UPDATE: I've just realised that we are using Google Mini Search to crawl the website in order for us to support Google Search. This is bound to be creating an anonymous profile for not only each crawl but maybe even each page - would that be possible?
Hi all, some advice needed!
Our website receives approximately 50,000 hits a day, and we use anonymous ASP.Net membership profiles/users, this is resulting in millions (4.5m currently) of "active" profiles and the database is 'crawling', we have a nightly task that cleans up all the inactive ones.
There is no way that we have 4.5m unique visitors (our county population is only 1/2 million), could this be caused by crawlers and spiders?

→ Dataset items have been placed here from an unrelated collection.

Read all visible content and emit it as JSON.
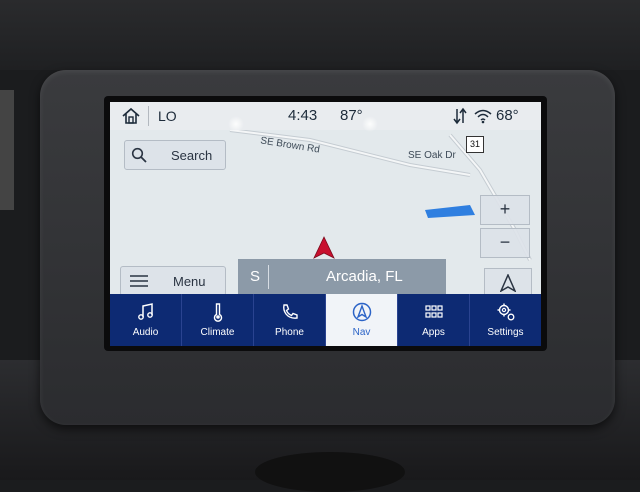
{
  "status_bar": {
    "source": "LO",
    "time": "4:43",
    "inside_temp": "87°",
    "outside_temp": "68°"
  },
  "map": {
    "roads": [
      "SE Brown Rd",
      "SE Oak Dr"
    ],
    "route_shield": "31",
    "search_label": "Search",
    "menu_label": "Menu",
    "zoom_in_label": "+",
    "zoom_out_label": "−",
    "destination": {
      "direction": "S",
      "city": "Arcadia, FL"
    }
  },
  "nav_bar": {
    "items": [
      {
        "label": "Audio",
        "icon": "music-note-icon"
      },
      {
        "label": "Climate",
        "icon": "thermometer-icon"
      },
      {
        "label": "Phone",
        "icon": "phone-icon"
      },
      {
        "label": "Nav",
        "icon": "navigation-icon",
        "active": true
      },
      {
        "label": "Apps",
        "icon": "apps-grid-icon"
      },
      {
        "label": "Settings",
        "icon": "settings-gear-icon"
      }
    ]
  },
  "colors": {
    "nav_bar_bg": "#0d2a73",
    "active_tab_bg": "#f1f4f8",
    "active_tab_text": "#2c64c7",
    "position_marker": "#c8102e"
  }
}
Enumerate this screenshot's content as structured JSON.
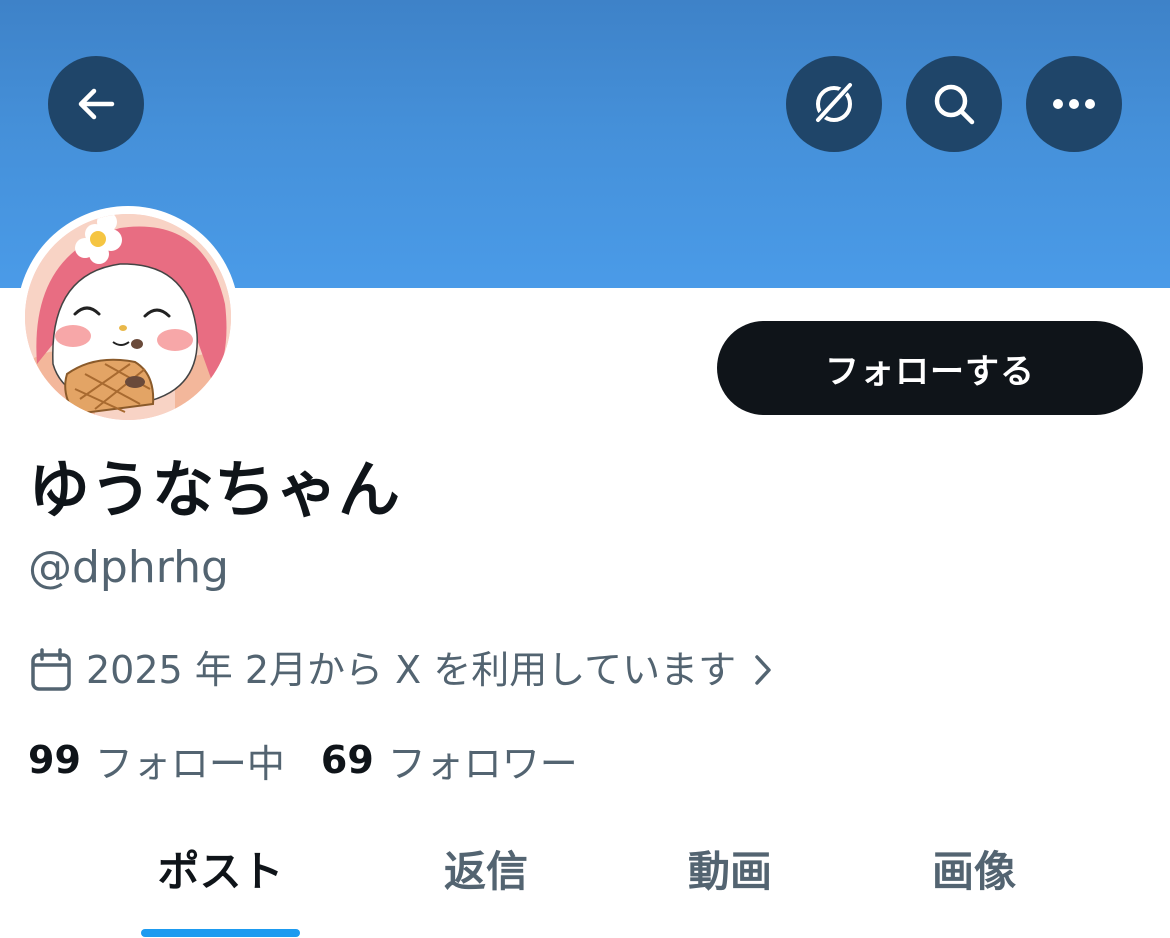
{
  "header": {
    "back_icon": "arrow-left-icon",
    "grok_icon": "grok-icon",
    "search_icon": "search-icon",
    "more_icon": "more-horizontal-icon",
    "banner_color": "#4a9be8"
  },
  "profile": {
    "display_name": "ゆうなちゃん",
    "handle": "@dphrhg",
    "follow_label": "フォローする",
    "joined_icon": "calendar-icon",
    "joined_text": "2025 年 2月から X を利用しています",
    "following_count": "99",
    "following_label": "フォロー中",
    "followers_count": "69",
    "followers_label": "フォロワー"
  },
  "tabs": [
    {
      "label": "ポスト",
      "active": true
    },
    {
      "label": "返信",
      "active": false
    },
    {
      "label": "動画",
      "active": false
    },
    {
      "label": "画像",
      "active": false
    }
  ],
  "colors": {
    "accent": "#1d9bf0",
    "button_dark": "#0f1419",
    "secondary_text": "#536471"
  }
}
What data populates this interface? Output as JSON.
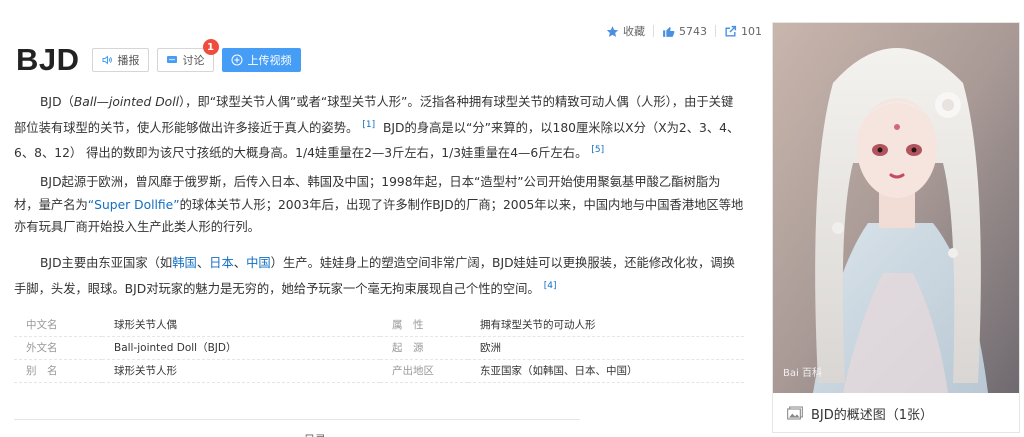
{
  "actions": {
    "favorite": "收藏",
    "likes": "5743",
    "shares": "101"
  },
  "title": "BJD",
  "buttons": {
    "broadcast": "播报",
    "discuss": "讨论",
    "discuss_badge": "1",
    "upload": "上传视频"
  },
  "paragraphs": {
    "p1": {
      "s1": "BJD（",
      "s1_italic": "Ball—jointed Doll",
      "s2": "），即“球型关节人偶”或者“球型关节人形”。泛指各种拥有球型关节的精致可动人偶（人形），由于关键部位装有球型的关节，使人形能够做出许多接近于真人的姿势。",
      "ref1": "[1]",
      "s3": " BJD的身高是以“分”来算的，以180厘米除以X分（X为2、3、4、6、8、12） 得出的数即为该尺寸孩纸的大概身高。1/4娃重量在2—3斤左右，1/3娃重量在4—6斤左右。",
      "ref2": "[5]"
    },
    "p2": {
      "s1": "BJD起源于欧洲，曾风靡于俄罗斯，后传入日本、韩国及中国；1998年起，日本“造型村”公司开始使用聚氨基甲酸乙酯树脂为材，量产名为",
      "link": "“Super Dollfie”",
      "s2": "的球体关节人形；2003年后，出现了许多制作BJD的厂商；2005年以来，中国内地与中国香港地区等地亦有玩具厂商开始投入生产此类人形的行列。"
    },
    "p3": {
      "s1": "BJD主要由东亚国家（如",
      "link1": "韩国",
      "sep1": "、",
      "link2": "日本",
      "sep2": "、",
      "link3": "中国",
      "s2": "）生产。娃娃身上的塑造空间非常广阔，BJD娃娃可以更换服装，还能修改化妆，调换手脚，头发，眼球。BJD对玩家的魅力是无穷的，她给予玩家一个毫无拘束展现自己个性的空间。",
      "ref": "[4]"
    }
  },
  "info": [
    {
      "k1": "中文名",
      "v1": "球形关节人偶",
      "k2": "属　性",
      "v2": "拥有球型关节的可动人形"
    },
    {
      "k1": "外文名",
      "v1": "Ball-jointed Doll（BJD）",
      "k2": "起　源",
      "v2": "欧洲"
    },
    {
      "k1": "别　名",
      "v1": "球形关节人形",
      "k2": "产出地区",
      "v2": "东亚国家（如韩国、日本、中国）"
    }
  ],
  "bottom_cut_text": "目录",
  "album": {
    "caption": "BJD的概述图（1张）",
    "watermark": "Bai 百科"
  },
  "colors": {
    "link": "#136ec2",
    "primary_button": "#459df5",
    "badge": "#f04c3d"
  }
}
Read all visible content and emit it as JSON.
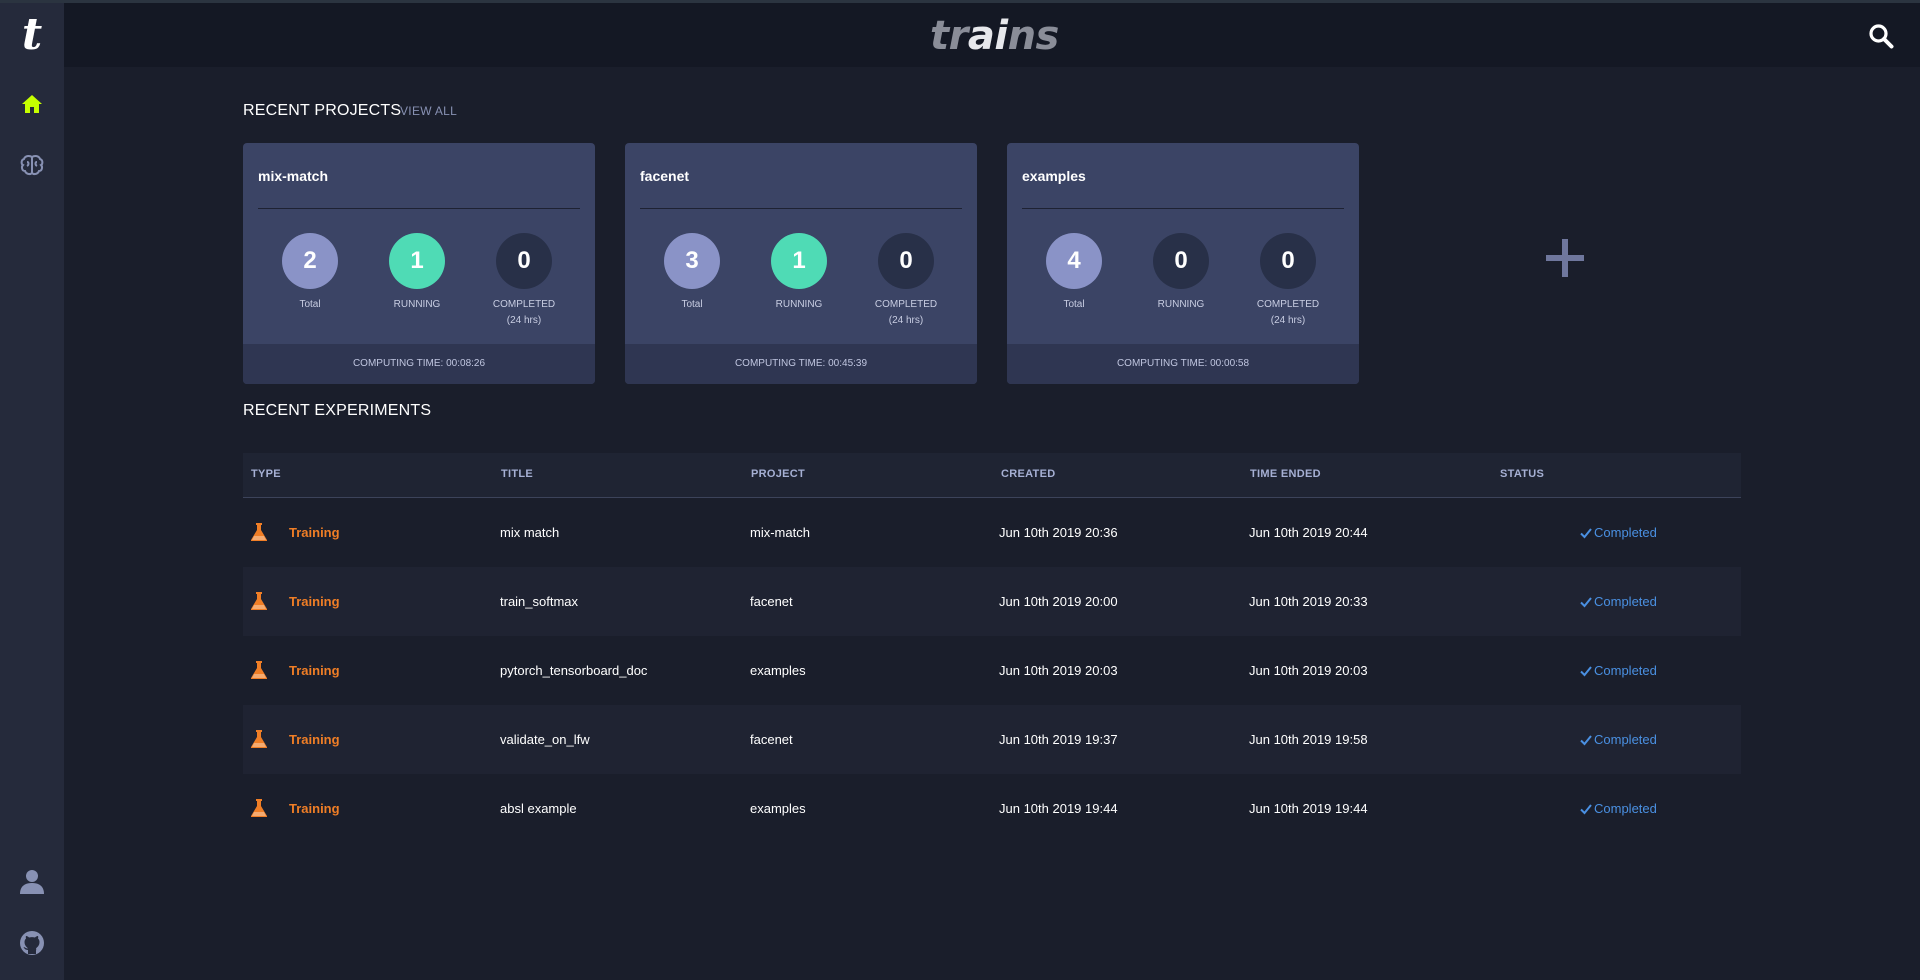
{
  "app": {
    "logo_letter": "t",
    "brand_prefix": "tr",
    "brand_mid": "ai",
    "brand_suffix": "ns",
    "accent_color": "#c6ff00"
  },
  "sidebar": {
    "items": [
      {
        "name": "home",
        "icon": "home-icon",
        "active": true
      },
      {
        "name": "models",
        "icon": "brain-icon",
        "active": false
      }
    ],
    "bottom_items": [
      {
        "name": "profile",
        "icon": "user-icon"
      },
      {
        "name": "github",
        "icon": "github-icon"
      }
    ]
  },
  "header": {
    "search_icon": "search-icon"
  },
  "recent_projects": {
    "title": "RECENT PROJECTS",
    "view_all": "VIEW ALL",
    "add_icon": "plus-icon",
    "cards": [
      {
        "name": "mix-match",
        "total": "2",
        "total_label": "Total",
        "running": "1",
        "running_label": "RUNNING",
        "completed": "0",
        "completed_label": "COMPLETED",
        "completed_sub": "(24 hrs)",
        "computing_time": "COMPUTING TIME: 00:08:26"
      },
      {
        "name": "facenet",
        "total": "3",
        "total_label": "Total",
        "running": "1",
        "running_label": "RUNNING",
        "completed": "0",
        "completed_label": "COMPLETED",
        "completed_sub": "(24 hrs)",
        "computing_time": "COMPUTING TIME: 00:45:39"
      },
      {
        "name": "examples",
        "total": "4",
        "total_label": "Total",
        "running": "0",
        "running_label": "RUNNING",
        "completed": "0",
        "completed_label": "COMPLETED",
        "completed_sub": "(24 hrs)",
        "computing_time": "COMPUTING TIME: 00:00:58"
      }
    ]
  },
  "recent_experiments": {
    "title": "RECENT EXPERIMENTS",
    "columns": [
      "TYPE",
      "TITLE",
      "PROJECT",
      "CREATED",
      "TIME ENDED",
      "STATUS"
    ],
    "rows": [
      {
        "type": "Training",
        "title": "mix match",
        "project": "mix-match",
        "created": "Jun 10th 2019 20:36",
        "ended": "Jun 10th 2019 20:44",
        "status": "Completed"
      },
      {
        "type": "Training",
        "title": "train_softmax",
        "project": "facenet",
        "created": "Jun 10th 2019 20:00",
        "ended": "Jun 10th 2019 20:33",
        "status": "Completed"
      },
      {
        "type": "Training",
        "title": "pytorch_tensorboard_doc",
        "project": "examples",
        "created": "Jun 10th 2019 20:03",
        "ended": "Jun 10th 2019 20:03",
        "status": "Completed"
      },
      {
        "type": "Training",
        "title": "validate_on_lfw",
        "project": "facenet",
        "created": "Jun 10th 2019 19:37",
        "ended": "Jun 10th 2019 19:58",
        "status": "Completed"
      },
      {
        "type": "Training",
        "title": "absl example",
        "project": "examples",
        "created": "Jun 10th 2019 19:44",
        "ended": "Jun 10th 2019 19:44",
        "status": "Completed"
      }
    ]
  }
}
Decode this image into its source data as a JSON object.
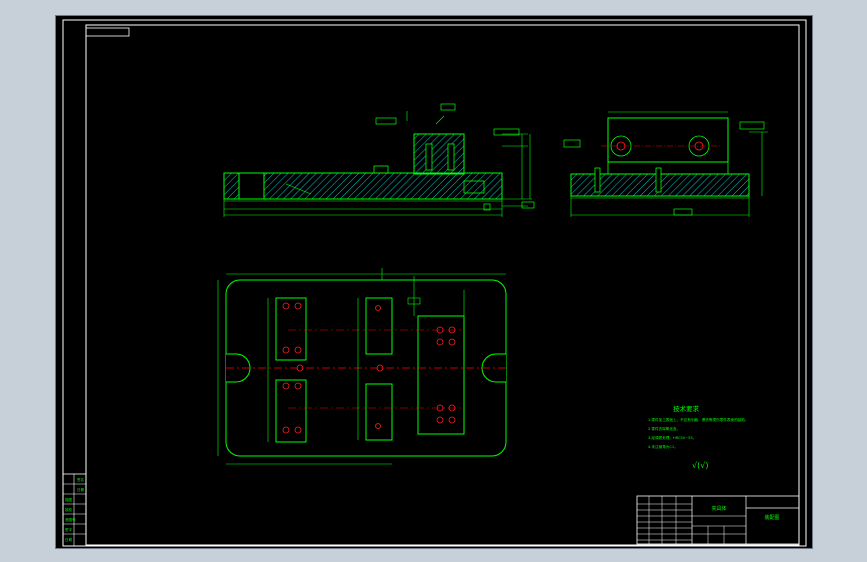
{
  "drawing": {
    "tech_requirements": {
      "title": "技术要求",
      "lines": [
        "1.零件加工表面上，不应有划痕、擦伤等损伤零件表面的缺陷。",
        "2.零件去除氧化皮。",
        "3.经调质处理，HRC50~55。",
        "4.未注倒角为C1。"
      ]
    },
    "roughness_note": "√(√)",
    "title_block": {
      "part_name": "夹具体",
      "right_label": "装配图"
    },
    "left_stamp": {
      "rows": [
        "签名",
        "日期",
        "描图",
        "描校",
        "底图号",
        "签字",
        "日期"
      ]
    }
  },
  "colors": {
    "background": "#000000",
    "border": "#ffffff",
    "outline": "#00ff00",
    "hatch": "#00c8c8",
    "dimension": "#00ff00",
    "centerline": "#ff0000",
    "holes": "#ff2020"
  }
}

Also, if we have to live with this huge number of profiles is there anyway of optimising the DB?
Thanks
Kev
Update following conversation:
Might I suggest that you implement a filter that can identify crawlers via request headers, and logging the anon cookie which you can later that same day. decrypt and delete the anon aspnet_profile and aspnet_users record with the associated UserId.
You might be fighting a losing battle but at least you will get a clear idea of where all the traffic is coming from.
AnonymousId cookies and, by proxy, anonymous profiles are valid for 90 days after last use. This can result in the anon profiles piling up.
A very simple way to handle this is to use ProfileManager
.
ProfileManager.DeleteInactiveProfiles(ProfileAuthenticationOption.Anonymous, DateTime.Now.AddDays(-7));
will clear out all the anonymous profiles that have not been accessed in the last 7 days.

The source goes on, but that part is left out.